For their part, the children completely adore their Grandad.
When he appeared at our door every Friday evening there would be four children running at full pace to be the first to get a hug from their beloved Grandad.
They would be promptly tipped upside down in a Judo throw; that black belt in Judo certainly came in handy and led to many squeals of delight.
The children also have vivid memories of Grandad pushing them around the garden in a wheelbarrow. It was the simple things.
No matter how hard a day he may have had and no matter what worries may have been playing on his mind, he was able to show such strength of character and selflessness in giving of his time, wisdom and humour to his family.
It was in June last year that on one of these Friday nights, Dad (with Mum beside him) shared some news with Gregory and I which shocked us to the core.
After discovering a lump in his neck, Dad had visited the doctor and had been diagnosed with cancer of the lung which was inoperable. He had been given 12 months to live.
It was his fervent wish that we not share this news with others due to the public and sensitive nature of his work, and because as with all things, he was an intensely private person.
He didn’t want anyone to waste time with pity or sympathy.

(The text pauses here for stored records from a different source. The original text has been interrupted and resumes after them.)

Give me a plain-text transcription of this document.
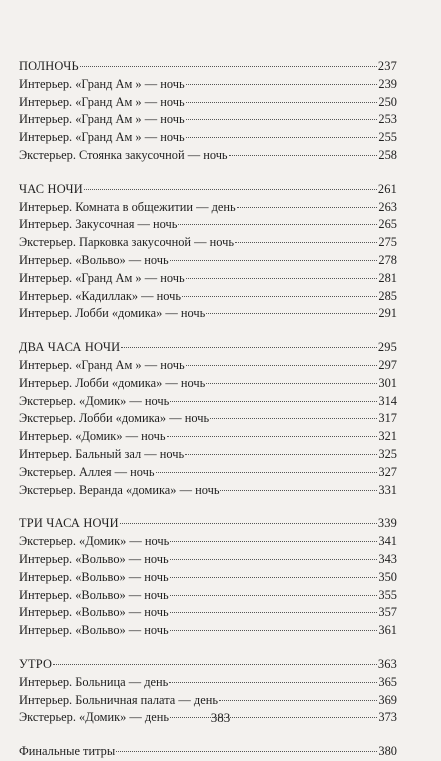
ПОЛНОЧЬ	237
Интерьер. «Гранд Ам » — ночь	239
Интерьер. «Гранд Ам » — ночь	250
Интерьер. «Гранд Ам » — ночь	253
Интерьер. «Гранд Ам » — ночь	255
Экстерьер. Стоянка закусочной — ночь	258
ЧАС НОЧИ	261
Интерьер. Комната в общежитии — день	263
Интерьер. Закусочная — ночь	265
Экстерьер. Парковка закусочной — ночь	275
Интерьер. «Вольво» — ночь	278
Интерьер. «Гранд Ам » — ночь	281
Интерьер. «Кадиллак» — ночь	285
Интерьер. Лобби «домика» — ночь	291
ДВА ЧАСА НОЧИ	295
Интерьер. «Гранд Ам » — ночь	297
Интерьер. Лобби «домика» — ночь	301
Экстерьер. «Домик» — ночь	314
Экстерьер. Лобби «домика» — ночь	317
Интерьер. «Домик» — ночь	321
Интерьер. Бальный зал — ночь	325
Экстерьер. Аллея — ночь	327
Экстерьер. Веранда «домика» — ночь	331
ТРИ ЧАСА НОЧИ	339
Экстерьер. «Домик» — ночь	341
Интерьер. «Вольво» — ночь	343
Интерьер. «Вольво» — ночь	350
Интерьер. «Вольво» — ночь	355
Интерьер. «Вольво» — ночь	357
Интерьер. «Вольво» — ночь	361
УТРО	363
Интерьер. Больница — день	365
Интерьер. Больничная палата — день	369
Экстерьер. «Домик» — день	373
Финальные титры	380
383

Dad subsequently had numerous rounds of chemotherapy and radiation and faced it all with the same determination and humility as he did everything else.
Dad then had surgery to remove a brain tumour in November last year.
He recovered amazingly well and was back on his feet attending meetings within a week.
The grandkids thought he was Superman – they weren’t the only ones.
Four weeks later, the brain tumour had regrown. So, poor Dad was back into surgery again in early December with Mum by his side at every moment.
Dad said openly to us that he just wanted to make it to Christmas.
He has always loved Burleigh and he and Mum have a small unit there which they love to escape to whenever time permits.
Gregory and I along with my husband Karl and the kids decided to spend a week at Christmas at Burleigh to be close to Mum and Dad.
It was a special time for us all.
We shared meals together, met up at the beach and wasted away the hours doing jigsaw puzzles.
Dad had low energy but was in good spirits and thoroughly enjoyed being surrounded by the people who love him most.
When we returned home on New Year’s Day, things went downhill fast.
The doctors had told him that following the second brain surgery things could get worse before they got better, so beautiful optimistic Mum continued to care for Dad at home praying that one day soon it would all turn around.
On January 12, Dad collapsed at home and Mum called the ambulance. Neither he nor Mum could have imagined that he was leaving home for the last time.
Subsequent scans revealed lesions on the liver and within a few days the heart was starting to give out.
Through all of this he declined even Panadol, such was the quiet courage of the man.
His strong faith sustained him and he never doubted for a moment that this was all part of God’s plan.
Even in Dad’s illness he demonstrated such dignity – he constantly expressed his gratitude to the nurses and had a beautiful smile to offer anyone who came to visit.
After two dramatic heart complications, doctors spoke to Mum and told her that the rate of decline meant that any further medical intervention to prolong his life would simply be delaying the inevitable.
Mum took the doctors’ advice with the quiet, patient, faith-filled acceptance that characterised her entire journey with Dad over these months.
Dad’s condition deteriorated rapidly in the early hours of Wednesday morning and Mum received a phone call at 5am summoning the family to come. The end was imminent.
By this stage Dad was not conscious but he was surrounded by Gregory, Mum and myself.
We were always a tight unit and never more than in these hours.
We held Dad’s hands and talked to him until he passed peacefully into God’s care at 11.30am.
Thus ended the extraordinary life of the man we were blessed to call “Dad” – a man of long and honourable service to others who lived by his principles and who was deeply devoted to his family.
While we will miss him we know that he has left an incredible legacy.
He enriched the lives of all those who were lucky enough to know him.
Have a good rest, Dad – you’ve earned it.